Tout excité par la perspective d’aller chercher le cadeau de Noël de son grand-père, Karl marche rapidement vers le magasin d’articles de pêche du quartier. En arrivant devant la devanture, il s’immobilise les yeux pleins d’étoiles en songeant au plaisir qu’il provoquera en offrant les mouches tant convoitées. En véritables stratèges, sa mère et lui ont réservé toutes les mouches préférées du patriarche afin d’avoir le premier choix chez leur fournisseur. Une véritable campagne de séduction, où toutes les manœuvres étaient permises pour acquérir une marchandise devenue introuvable en temps de pandémie. Il a, en sa possession, l’arme ultime qui a fait tout basculer devant la menace d’un autre acheteur prêt à faire monter les prix. Sa mère a promis un pain entier de son fameux gâteau aux fruits que monsieur Latulipe savoure religieusement chaque année avec son grand-père en prenant leur café du temps des Fêtes.
Le propriétaire sourit en observant entrer le jeune garçon dans son établissement.
─ Tu as le gâteau que ta mère m’a promis?
─ Dans mon cas à dos. Elle a même ajouté une boîte de beignes.
─ La grosse boîte métallique carrée?
─ Exactement! Je les dépose sur votre comptoir? Il n’y a pas de témoin.
─ Bonne idée mon garçon.
Aussitôt dit, aussitôt fait. Le propriétaire saisit les deux paquets qu’il dépose rapidement sur une tablette derrière le comptoir.
─ Suis-moi dans l’arrière-boutique, je mets le loquet, les rares clients pourront toujours sonner.
Il se retourne et pose doucement une main sur l’épaule de son jeune client. Il hésite, cherche comment exposer sa demande, puis se lance.

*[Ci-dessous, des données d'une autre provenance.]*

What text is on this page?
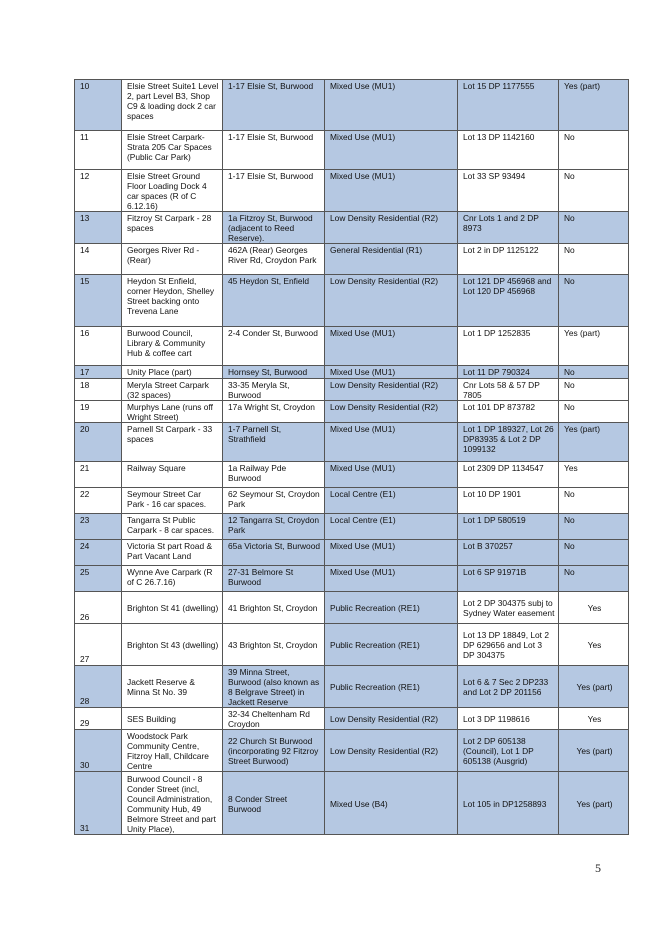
10	Elsie Street Suite1 Level 2, part Level B3, Shop C9 & loading dock 2 car spaces	1-17 Elsie St, Burwood	Mixed Use (MU1)	Lot 15 DP 1177555	Yes (part)
11	Elsie Street Carpark- Strata 205 Car Spaces (Public Car Park)	1-17 Elsie St, Burwood	Mixed Use (MU1)	Lot 13 DP 1142160	No
12	Elsie Street Ground Floor Loading Dock 4 car spaces (R of C 6.12.16)	1-17 Elsie St, Burwood	Mixed Use (MU1)	Lot 33 SP 93494	No
13	Fitzroy St Carpark - 28 spaces	1a Fitzroy St, Burwood (adjacent to Reed Reserve).	Low Density Residential (R2)	Cnr Lots 1 and 2 DP 8973	No
14	Georges River Rd - (Rear)	462A (Rear) Georges River Rd, Croydon Park	General Residential (R1)	Lot 2 in DP 1125122	No
15	Heydon St Enfield, corner Heydon, Shelley Street backing onto Trevena Lane	45 Heydon St, Enfield	Low Density Residential (R2)	Lot 121 DP 456968 and Lot 120 DP 456968	No
16	Burwood Council, Library & Community Hub & coffee cart	2-4 Conder St, Burwood	Mixed Use (MU1)	Lot 1 DP 1252835	Yes (part)
17	Unity Place (part)	Hornsey St, Burwood	Mixed Use (MU1)	Lot 11 DP 790324	No
18	Meryla Street Carpark (32 spaces)	33-35 Meryla St, Burwood	Low Density Residential (R2)	Cnr Lots 58 & 57 DP 7805	No
19	Murphys Lane (runs off Wright Street)	17a Wright St, Croydon	Low Density Residential (R2)	Lot 101 DP 873782	No
20	Parnell St Carpark - 33 spaces	1-7 Parnell St, Strathfield	Mixed Use (MU1)	Lot 1 DP 189327, Lot 26 DP83935 & Lot 2 DP 1099132	Yes (part)
21	Railway Square	1a Railway Pde Burwood	Mixed Use (MU1)	Lot 2309 DP 1134547	Yes
22	Seymour Street Car Park - 16 car spaces.	62 Seymour St, Croydon Park	Local Centre (E1)	Lot 10 DP 1901	No
23	Tangarra St Public Carpark - 8 car spaces.	12 Tangarra St, Croydon Park	Local Centre (E1)	Lot 1 DP 580519	No
24	Victoria St part Road & Part Vacant Land	65a Victoria St, Burwood	Mixed Use (MU1)	Lot B 370257	No
25	Wynne Ave Carpark (R of C 26.7.16)	27-31 Belmore St Burwood	Mixed Use (MU1)	Lot 6 SP 91971B	No
26	Brighton St 41 (dwelling)	41 Brighton St, Croydon	Public Recreation (RE1)	Lot 2 DP 304375 subj to Sydney Water easement	Yes
27	Brighton St 43 (dwelling)	43 Brighton St, Croydon	Public Recreation (RE1)	Lot 13 DP 18849, Lot 2 DP 629656 and Lot 3 DP 304375	Yes
28	Jackett Reserve & Minna St No. 39	39 Minna Street, Burwood (also known as 8 Belgrave Street) in Jackett Reserve	Public Recreation (RE1)	Lot 6 & 7 Sec 2 DP233 and Lot 2 DP 201156	Yes (part)
29	SES Building	32-34 Cheltenham Rd Croydon	Low Density Residential (R2)	Lot 3 DP 1198616	Yes
30	Woodstock Park Community Centre, Fitzroy Hall, Childcare Centre	22 Church St Burwood (incorporating 92 Fitzroy Street Burwood)	Low Density Residential (R2)	Lot 2 DP 605138 (Council), Lot 1 DP 605138 (Ausgrid)	Yes (part)
31	Burwood Council - 8 Conder Street (incl, Council Administration, Community Hub, 49 Belmore Street and part Unity Place),	8 Conder Street Burwood	Mixed Use (B4)	Lot 105 in DP1258893	Yes (part)
5
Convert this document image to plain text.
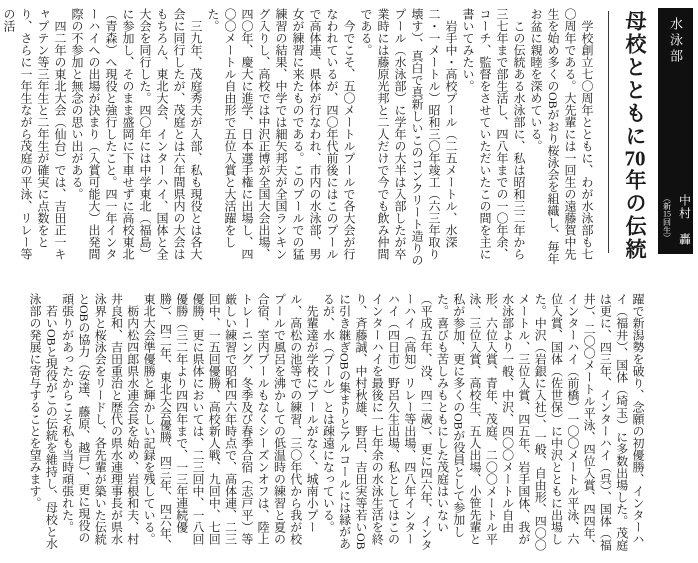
水泳部
中村　轟
（新15回生）
母校とともに70年の伝統

学校創立七〇周年とともに、わが水泳部も七〇周年である。大先輩には一回生の遠藤賀中先生を始め多くのOBがおり桜泳会を組織し、毎年お盆に親睦を深めている。

この伝統ある水泳部に、私は昭和三二年から三七年まで部生活し、四八年までの一〇年余、コーチ、監督をさせていただいたこの間を主に書いてみたい。

岩手中・高校プール（二五メートル、水深二・一メートル）昭和三〇年竣工（六三年取り壊す）、真白で真新しいこのコンクリート造りのプール（水泳部）に学年の大半は入部したが卒業時には藤原光邦と二人だけで今でも飲み仲間である。

今でこそ、五〇メートルプールで各大会が行なわれているが、四〇年代前後にはこのプールで高体連、県体が行なわれ、市内の水泳部、男女が練習に来たものである。このプールでの猛練習の結果、中学では細矢邦夫が全国ランキング入りし、高校では中沢正博が全国大会出場、四〇年、慶大に進学、日本選手権に出場し、四〇〇メートル自由形で五位入賞と大活躍をした。

三九年、茂庭秀夫が入部、私も現役とは各大会に同行したが、茂庭とは六年間県内の大会はもちろん、東北大会、インターハイ、国体と全大会を同行した。四〇年には中学東北（福島）に参加し、そのまま盛岡に下車せずに高校東北（青森）へ現役と強行したこと。四一年インターハイへの出場が決まり（入賞可能大）出発間際の不参加と無念の思い出がある。

四二年の東北大会（仙台）では、吉田正一キャプテン等三年生と二年生が確実に点数をとり、さらに一年生ながら茂庭の平泳、リレー等の活

躍で新潟勢を破り、念願の初優勝、インターハイ（福井）、国体（埼玉）に多数出場した。茂庭は更に、四三年、インターハイ（呉）、国体（福井）、二〇〇メートル平泳、四位入賞、四四年、インターハイ（前橋）一〇〇メートル平泳、六位入賞、国体（佐世保）に中沢とともに出場した。中沢（岩銀に入社）、一般、自由形、四〇〇メートル、三位入賞、四五年、岩手国体、我が水泳部より一般、中沢、四〇〇メートル自由形、六位入賞、青年、茂庭、二〇〇メートル平泳、三位入賞、高校生、五人出場、小笹先輩と私が参加、更に多くのOBが役員として参加した。喜びも苦しみもともにした茂庭はいない（平成五年、没、四二歳）、更に四六年、インターハイ（高知）リレー等出場、四八年インターハイ（四日市）野呂久生出場、私としてはこのインターハイを最後に一七年余の水泳生活を終り、斉藤誠、中村秋雄、野呂、吉田実等若いOBに引き継ぎOBの集まりとアルコールには縁があるが、水（プール）とは疎遠になっている。

先輩達が学校にプールがなく、城南小プール、高松の池等での練習、三〇年代から我が校プールで風呂を沸かしての低温時の練習と夏の合宿、室内プールもなくシーズンオフは、陸上トレーニング、冬季及び春季合宿（志戸平）等厳しい練習で昭和四六年時点で、高体連、二三回中、一五回優勝、高校新人戦、九回中、七回優勝、更に県体においては、二三回中、一八回優勝（三二年より四四年まで、一三年連続優勝）、四二年、東北大会優勝、四三年、四六年、東北大会準優勝と輝かしい記録を残している。

栃内松四郎県水連会長を始め、岩根和夫、村井良和、吉田重治と歴代の県水連理事長が県水泳界と桜泳会をリードし、各先輩が築いた伝統とOBの協力（安達、藤原、越戸）、更に現役の頑張りがあったからこそ私も当時頑張れた。

若いOBと現役がこの伝統を維持し、母校と水泳部の発展に寄与することを望みます。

─ J’aimerais comprendre ce qui a sauvé ton grand-père de la dépression. Ta mère m’a confié que tu es dans le secret, mais que tu ne t’es jamais confié à elle. J’aimerais comprendre, afin de maintenir les conditions gagnantes.

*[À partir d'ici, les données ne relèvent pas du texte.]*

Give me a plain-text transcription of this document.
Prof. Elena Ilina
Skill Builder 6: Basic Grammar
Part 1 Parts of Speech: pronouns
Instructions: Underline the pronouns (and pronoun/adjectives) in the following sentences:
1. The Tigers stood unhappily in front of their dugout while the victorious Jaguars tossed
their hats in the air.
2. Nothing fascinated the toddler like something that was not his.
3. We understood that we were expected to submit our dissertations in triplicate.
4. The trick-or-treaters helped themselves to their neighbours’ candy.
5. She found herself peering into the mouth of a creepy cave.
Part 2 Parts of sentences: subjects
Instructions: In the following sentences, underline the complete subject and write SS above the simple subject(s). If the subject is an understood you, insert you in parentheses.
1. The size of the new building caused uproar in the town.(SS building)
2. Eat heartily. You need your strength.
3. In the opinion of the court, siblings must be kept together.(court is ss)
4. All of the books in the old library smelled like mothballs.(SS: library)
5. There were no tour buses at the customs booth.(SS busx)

─ C’est grâce à Perlimpinpin si grand-père a repris goût à la vie…et un peu à moi.
─ Perlimpinpin? Qui est-ce?
─ C’est une longue histoire. Si vous m’offrez un chocolat chaud et deux trois beignes, je pourrais vous raconter.
Trop content d’avoir convaincu Karl de se mettre à table, Maurice court fermer la porte d’entrée, ramasse les paquets et invite son jeune ami à le suivre. Confortablement attablé devant deux chocolats chauds et un petit monticule de beignes, le vieil ami attend fébrilement que son jeune complice commence son récit.
─ Au chalet, grand-père après le décès de grand-mère était triste et silencieux, jusqu’au jour, où, il est venu me demander de l’aider à replacer du bois de la corde en arrière du garage.
Une fois dehors, il me fait promettre le secret. Trop content d’avoir à partager un secret avec un adulte, j’ai promis avec enthousiasme. C’est alors qu’il m’a confié.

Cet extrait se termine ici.